Strategies to endure and recover:
- Keep position sizes small enough to absorb multiple losses.
- Use stop losses religiously, not emotionally.
- Don’t revenge trade—you’re not owed a win.
- Track your emotional state in a journal: it will show patterns even your charts don’t.
As psychologist Antonio Damasio demonstrated, emotion is not the enemy of decision-making—it’s the compass. But in trading, it’s your job to check the compass twice before following it.
The Hidden Costs: Where the Edge Gets Eroded
Imagine winning a chess game by outsmarting your opponent—only to lose because each move cost you $5.
Every trade has invisible costs:
- Commissions and fees, particularly for high-frequency strategies.
- Slippage, where fast markets execute your order at a worse price than expected.
- Liquidity issues, especially in thinly traded assets where entering or exiting at size can move the market against you.
All of these chip away at your edge. Ignore them at your peril.
Behavioral Biases: The Mind’s Hidden Traps
Daniel Kahneman and Amos Tversky, pioneers in behavioral economics, showed us that humans are predictably irrational. Traders are no exception. You’re not just battling the market—you’re battling yourself.

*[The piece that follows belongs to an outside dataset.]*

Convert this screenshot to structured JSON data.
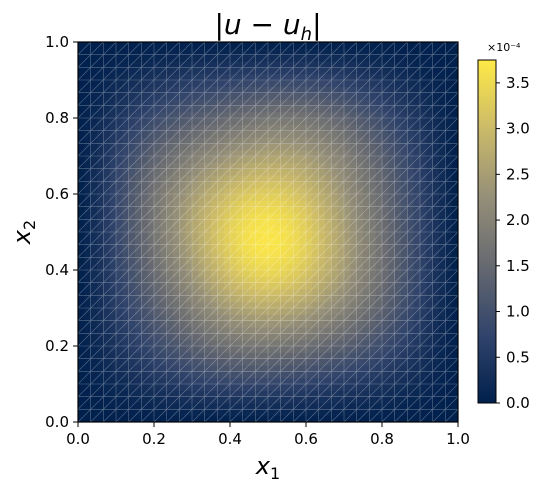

Common psychological pitfalls:
- Loss aversion: Feeling the sting of a $100 loss more than the pleasure of a $100 gain.
- Overconfidence: Doubling down after a hot streak, just before the fall.
- Recency bias: Believing the last three trades define the next one.
- Confirmation bias: Seeking only data that agrees with your existing position.
Tools to outwit your inner saboteur:
- Follow a written plan—the paper doesn’t lie.
- Use alerts, checklists, and review routines to enforce objectivity.
- Practice mindfulness and detachment—this is not your identity, it’s your craft.
Building and Testing Your Own Simple System
Great traders don’t predict the future. They design systems to respond to it.
Start simple:
- Buy when the 10-day moving average crosses above the 50-day.
- Sell when the 10-day crosses below the 50-day.
- Risk 1% per trade with a stop below recent support.
Then track everything:
- Win rate
- Average win and loss
- Maximum drawdown
- Emotional notes
This turns your strategy into a living experiment—one grounded in data and reality.
Mental Resilience: The Trader’s Invisible Edge
In elite sport, physical talent is the baseline. The separator? Mental strength. Trading is no different.
Mental resilience is the ability to stay grounded during turbulence—whether it’s a brutal losing streak or the euphoria of a winning run.
Here’s how to build it:
- Stick to your plan even after a series of losses.
- Avoid overtrading to “make it back.”
- Regularly review your journal for patterns of self-sabotage.
- Step away when emotions spike. The best move might be no move at all.
Top performers—from Olympic athletes to elite traders—use journaling not just as a performance log, but as a mirror. A well-kept trading journal reveals patterns you can’t see in real time.
Closing Reflection: Play the Long Game
Real-world trading isn’t about calling tops and bottoms. It’s not about knowing what comes next. It’s about having a system that survives uncertainty, a mindset that absorbs pressure, and a process that improves over time.
You won’t win every trade. But if you manage risk, adapt to the environment, and learn from your mistakes, you don’t have to.
In the end, success isn’t found in prediction—it’s found in preparation.
Because trading isn’t about being right.
It’s about staying in the game long enough for your edge to work.